According to a 2017 report by The Wire, since 2014 Doval's think tank had become the most influential in India. It alleged that he had a conflict of interest as four of the directors of India Foundation were appointed as ministers in 2014 including Defence Minister Nirmala Sitharaman, and they continued to be Directors in India Foundation even after joining the government. It questioned the Foundation's opaque sources of funding. Doval claimed that it raised money through "conferences, advertisement[s], [and] journal[s]" and that "no foreign funding has ever been received", however The Wire noted its conferences were sponsored by international companies such as Boeing and DBS Bank.

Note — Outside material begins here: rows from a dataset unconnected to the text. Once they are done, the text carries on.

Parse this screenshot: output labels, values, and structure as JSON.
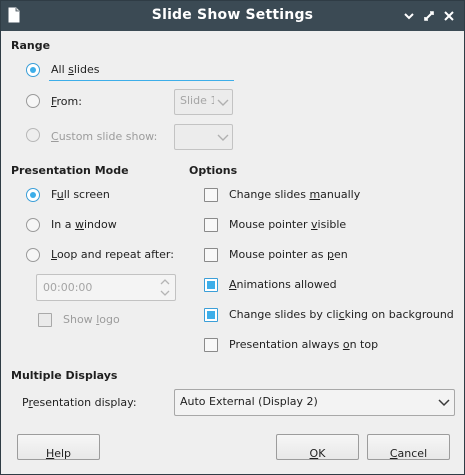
{
  "window": {
    "title": "Slide Show Settings"
  },
  "range": {
    "heading": "Range",
    "all_slides": {
      "pre": "All ",
      "accel": "s",
      "post": "lides",
      "selected": true
    },
    "from": {
      "pre": "",
      "accel": "F",
      "post": "rom:",
      "value": "Slide 1"
    },
    "custom": {
      "pre": "",
      "accel": "C",
      "post": "ustom slide show:",
      "value": ""
    }
  },
  "presentation_mode": {
    "heading": "Presentation Mode",
    "full_screen": {
      "pre": "F",
      "accel": "u",
      "post": "ll screen",
      "selected": true
    },
    "in_window": {
      "pre": "In a ",
      "accel": "w",
      "post": "indow"
    },
    "loop": {
      "pre": "",
      "accel": "L",
      "post": "oop and repeat after:"
    },
    "loop_time": "00:00:00",
    "show_logo": {
      "pre": "Show ",
      "accel": "l",
      "post": "ogo",
      "checked": false
    }
  },
  "options": {
    "heading": "Options",
    "items": [
      {
        "pre": "Change slides ",
        "accel": "m",
        "post": "anually",
        "checked": false
      },
      {
        "pre": "Mouse pointer ",
        "accel": "v",
        "post": "isible",
        "checked": false
      },
      {
        "pre": "Mouse pointer as ",
        "accel": "p",
        "post": "en",
        "checked": false
      },
      {
        "pre": "",
        "accel": "A",
        "post": "nimations allowed",
        "checked": true
      },
      {
        "pre": "Change slides by cli",
        "accel": "c",
        "post": "king on background",
        "checked": true
      },
      {
        "pre": "Presentation always ",
        "accel": "o",
        "post": "n top",
        "checked": false
      }
    ]
  },
  "multiple_displays": {
    "heading": "Multiple Displays",
    "label": {
      "pre": "P",
      "accel": "r",
      "post": "esentation display:"
    },
    "value": "Auto External (Display 2)"
  },
  "buttons": {
    "help": {
      "pre": "",
      "accel": "H",
      "post": "elp"
    },
    "ok": {
      "pre": "",
      "accel": "O",
      "post": "K"
    },
    "cancel": {
      "pre": "",
      "accel": "C",
      "post": "ancel"
    }
  },
  "colors": {
    "titlebar": "#3b4a54",
    "accent": "#3daee9"
  }
}
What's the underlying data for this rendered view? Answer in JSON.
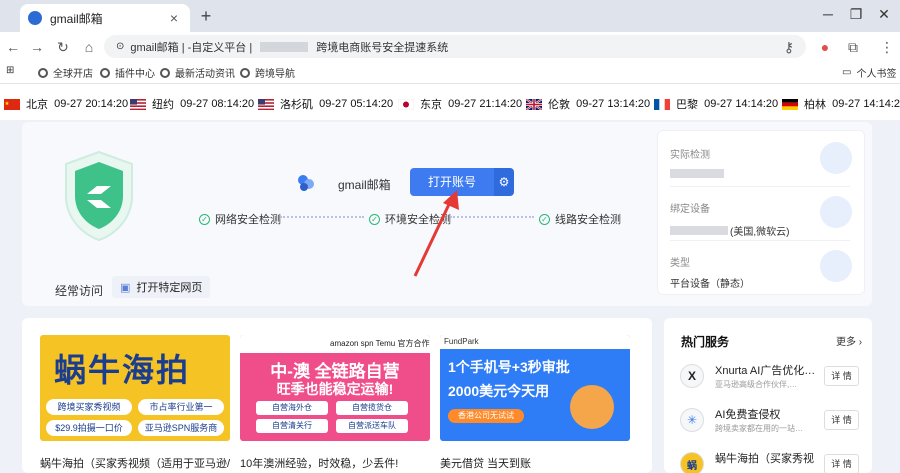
{
  "browser": {
    "tab_title": "gmail邮箱",
    "new_tab": "+",
    "address_prefix": "gmail邮箱 | -自定义平台 |",
    "address_suffix": "跨境电商账号安全提速系统"
  },
  "bookmarks": [
    {
      "label": "全球开店"
    },
    {
      "label": "插件中心"
    },
    {
      "label": "最新活动资讯"
    },
    {
      "label": "跨境导航"
    }
  ],
  "bookmark_folder": "个人书签",
  "clocks": [
    {
      "city": "北京",
      "time": "09-27 20:14:20",
      "flag": "cn"
    },
    {
      "city": "纽约",
      "time": "09-27 08:14:20",
      "flag": "us"
    },
    {
      "city": "洛杉矶",
      "time": "09-27 05:14:20",
      "flag": "us"
    },
    {
      "city": "东京",
      "time": "09-27 21:14:20",
      "flag": "jp"
    },
    {
      "city": "伦敦",
      "time": "09-27 13:14:20",
      "flag": "uk"
    },
    {
      "city": "巴黎",
      "time": "09-27 14:14:20",
      "flag": "fr"
    },
    {
      "city": "柏林",
      "time": "09-27 14:14:20",
      "flag": "de"
    }
  ],
  "main": {
    "account_name": "gmail邮箱",
    "open_button": "打开账号",
    "checks": [
      "网络安全检测",
      "环境安全检测",
      "线路安全检测"
    ],
    "frequent_label": "经常访问",
    "open_page_button": "打开特定网页"
  },
  "side": {
    "detect_title": "实际检测",
    "device_title": "绑定设备",
    "device_value": "(美国,微软云)",
    "type_title": "类型",
    "type_value": "平台设备（静态）"
  },
  "banners": [
    {
      "caption": "蜗牛海拍（买家秀视频（适用于亚马逊/独…",
      "title": "蜗牛海拍",
      "line1a": "跨境买家秀视频",
      "line1b": "市占率行业第一",
      "line2a": "$29.9拍摄一口价",
      "line2b": "亚马逊SPN服务商"
    },
    {
      "caption": "10年澳洲经验，时效稳，少丢件!",
      "top": "amazon spn Temu 官方合作仓",
      "title1": "中-澳 全链路自营",
      "title2": "旺季也能稳定运输!",
      "tags": [
        "自营海外仓",
        "自营清关行",
        "自营揽货仓",
        "自营派送车队"
      ]
    },
    {
      "caption": "美元借贷 当天到账",
      "brand": "FundPark",
      "line1": "1个手机号+3秒审批",
      "line2": "2000美元今天用",
      "btn": "香港公司无试试"
    }
  ],
  "hot": {
    "title": "热门服务",
    "more": "更多",
    "items": [
      {
        "name": "Xnurta AI广告优化…",
        "desc": "亚马逊高级合作伙伴,…",
        "detail": "详 情",
        "icon": "X"
      },
      {
        "name": "AI免费查侵权",
        "desc": "跨境卖家都在用的一站…",
        "detail": "详 情",
        "icon": "✳"
      },
      {
        "name": "蜗牛海拍（买家秀视…",
        "desc": "",
        "detail": "详 情",
        "icon": "蜗"
      }
    ]
  },
  "colors": {
    "accent": "#3e7bf0",
    "success": "#2bb673",
    "arrow": "#e53935"
  }
}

In 2019, The Caravan alleged inexplicable ties between the businesses of Doval and his younger brother Vivek who allegedly ran a hedge fund based in the Cayman Islands. This was taken up by Congress leader Jairam Ramesh in a press conference on 17 January 2019.

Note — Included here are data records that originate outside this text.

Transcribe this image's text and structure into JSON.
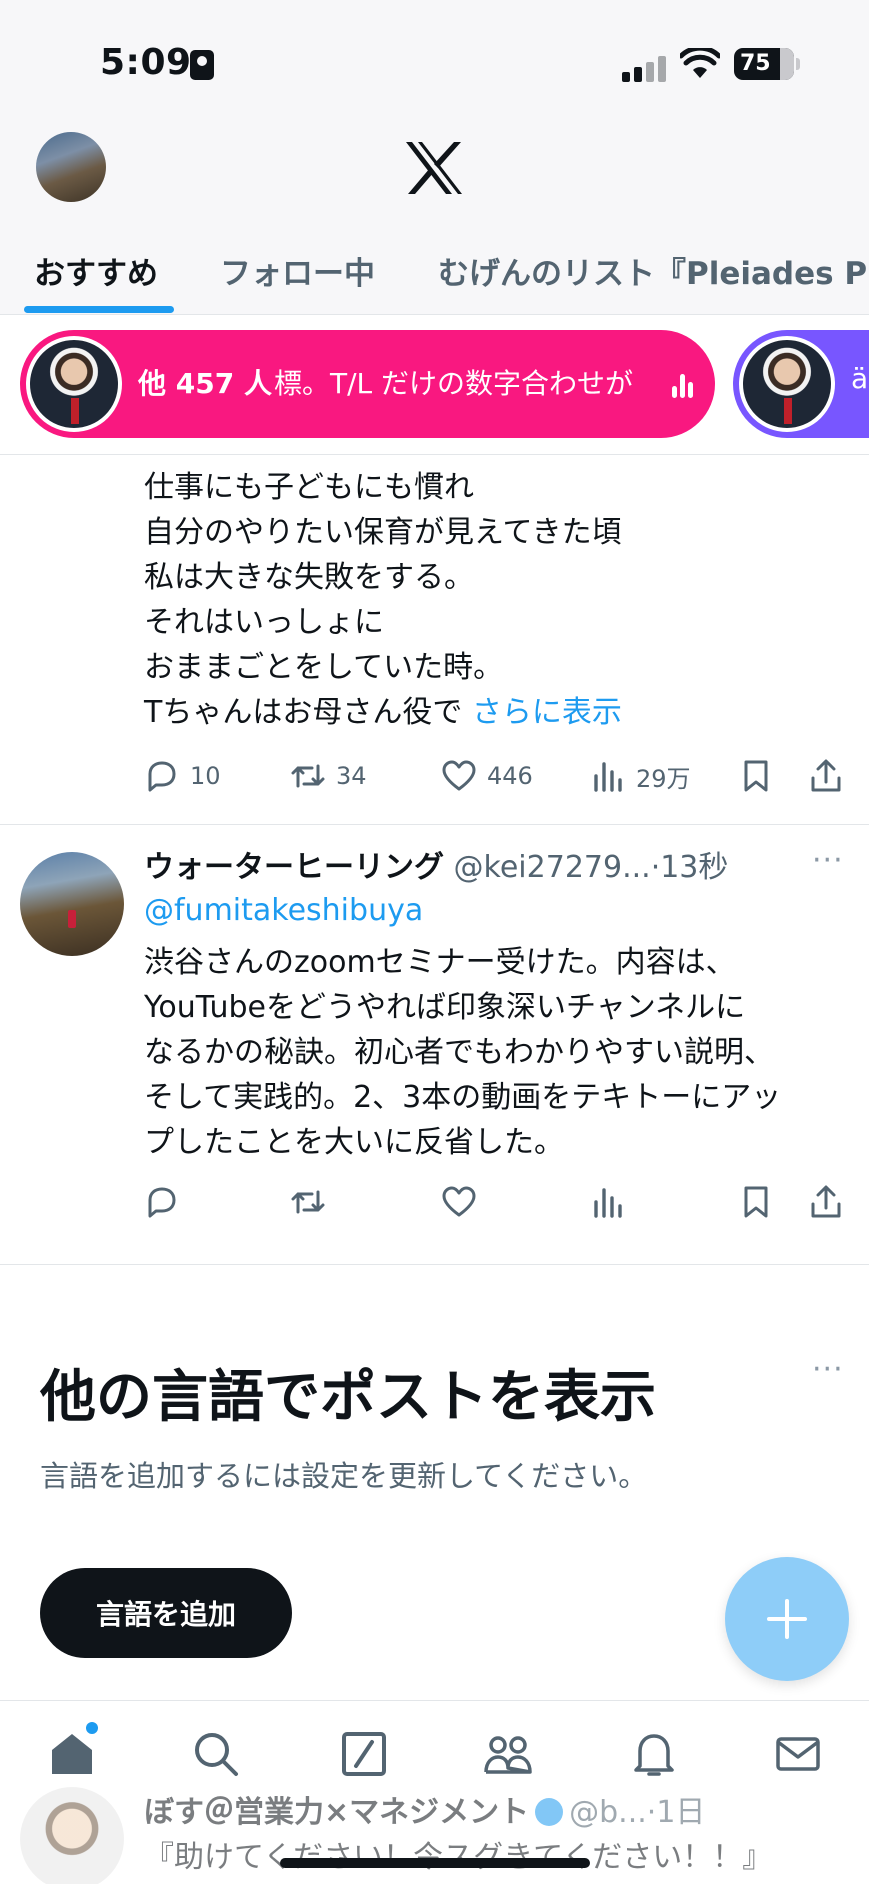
{
  "status_bar": {
    "time": "5:09",
    "battery": "75"
  },
  "header": {
    "logo": "X"
  },
  "tabs": [
    {
      "label": "おすすめ"
    },
    {
      "label": "フォロー中"
    },
    {
      "label": "むげんのリスト『Pleiades P"
    }
  ],
  "spaces": {
    "live_count": "他 457 人",
    "snippet": "標。T/L だけの数字合わせが",
    "second_snippet": "ä"
  },
  "tweet1": {
    "lines": [
      "仕事にも子どもにも慣れ",
      "自分のやりたい保育が見えてきた頃",
      "私は大きな失敗をする。",
      "それはいっしょに",
      "おままごとをしていた時。",
      "Tちゃんはお母さん役で"
    ],
    "show_more": "さらに表示",
    "replies": "10",
    "reposts": "34",
    "likes": "446",
    "views": "29万"
  },
  "tweet2": {
    "name": "ウォーターヒーリング",
    "handle": "@kei27279...",
    "time": "·13秒",
    "mention": "@fumitakeshibuya",
    "lines": [
      "渋谷さんのzoomセミナー受けた。内容は、",
      "YouTubeをどうやれば印象深いチャンネルに",
      "なるかの秘訣。初心者でもわかりやすい説明、",
      "そして実践的。2、3本の動画をテキトーにアッ",
      "プしたことを大いに反省した。"
    ]
  },
  "language_prompt": {
    "title": "他の言語でポストを表示",
    "description": "言語を追加するには設定を更新してください。",
    "button": "言語を追加"
  },
  "tweet3": {
    "name": "ぼす＠営業力×マネジメント",
    "handle": "@b...",
    "time": "·1日",
    "line1": "『助けてください！今スグきてください！！』"
  },
  "colors": {
    "accent": "#1d9bf0",
    "spaces_pink": "#f91880",
    "spaces_purple": "#7856ff",
    "text": "#0f1419",
    "muted": "#536471"
  }
}
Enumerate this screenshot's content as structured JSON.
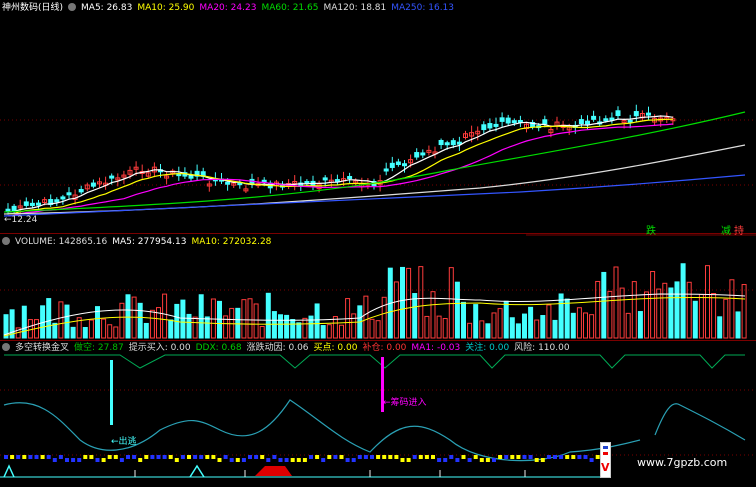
{
  "price_panel": {
    "title": "神州数码(日线)",
    "ma_labels": [
      {
        "text": "MA5: 26.83",
        "color": "#ffffff"
      },
      {
        "text": "MA10: 25.90",
        "color": "#ffff00"
      },
      {
        "text": "MA20: 24.23",
        "color": "#ff00ff"
      },
      {
        "text": "MA60: 21.65",
        "color": "#00dd00"
      },
      {
        "text": "MA120: 18.81",
        "color": "#dddddd"
      },
      {
        "text": "MA250: 16.13",
        "color": "#3355ff"
      }
    ],
    "low_label": "←12.24",
    "sig_up": "跌",
    "sig_reduce": "减",
    "sig_hold": "持"
  },
  "volume_panel": {
    "labels": [
      {
        "text": "VOLUME: 142865.16",
        "color": "#dddddd"
      },
      {
        "text": "MA5: 277954.13",
        "color": "#ffffff"
      },
      {
        "text": "MA10: 272032.28",
        "color": "#ffff00"
      }
    ]
  },
  "indicator_panel": {
    "labels": [
      {
        "text": "多空转换金叉",
        "color": "#dddddd"
      },
      {
        "text": "做空: 27.87",
        "color": "#00bb00"
      },
      {
        "text": "提示买入: 0.00",
        "color": "#dddddd"
      },
      {
        "text": "DDX: 0.68",
        "color": "#00cc00"
      },
      {
        "text": "涨跌动因: 0.06",
        "color": "#dddddd"
      },
      {
        "text": "买点: 0.00",
        "color": "#ffff00"
      },
      {
        "text": "补仓: 0.00",
        "color": "#ff3333"
      },
      {
        "text": "MA1: -0.03",
        "color": "#ff00ff"
      },
      {
        "text": "关注: 0.00",
        "color": "#00cccc"
      },
      {
        "text": "风险: 110.00",
        "color": "#dddddd"
      }
    ],
    "exit_label": "←出逃",
    "entry_label": "←筹码进入",
    "watermark": "www.7gpzb.com",
    "logo_letter": "V"
  },
  "colors": {
    "up": "#ff3c3c",
    "down": "#44ffff",
    "bg": "#000000",
    "grid": "#7a0000"
  },
  "chart_data": {
    "type": "candlestick",
    "title": "神州数码(日线)",
    "visible_min_price": 12.24,
    "moving_averages": {
      "MA5": 26.83,
      "MA10": 25.9,
      "MA20": 24.23,
      "MA60": 21.65,
      "MA120": 18.81,
      "MA250": 16.13
    },
    "volume": {
      "VOLUME": 142865.16,
      "MA5": 277954.13,
      "MA10": 272032.28
    },
    "indicators": {
      "做空": 27.87,
      "提示买入": 0.0,
      "DDX": 0.68,
      "涨跌动因": 0.06,
      "买点": 0.0,
      "补仓": 0.0,
      "MA1": -0.03,
      "关注": 0.0,
      "风险": 110.0
    }
  }
}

A subsequent criminal defamation case was filed by Vivek Doval against Ramesh, Caravan magazine and its staff writer who Doval claimed had used "inferences and innuendos" to give the impression that he and his family were involved in money laundering and round tripping. In December 2020, Jairam Ramesh apologised in court for "any hurt the statements may have caused".

== Public work in Uttarakhand ==
Doval conceptualized 'Bemisaal Garhwal' under the banner of 'Buland Uttarakhand' which aims to improve the quality of education and health in Uttarakhand.

== Awards ==
Doval was awarded the Udyog Rattan Award in 2012 for his contribution to the power sector in India. He was also the Eisenhower Fellow from India for 2015. On 13 February 2021, Chandigarh University awarded Doval with its Pride of India award 'for his contribution as think-tank and youth icon for entrepreneurs'. He was also nominated as a fellow of World Academy of Arts and Science in July, 2024.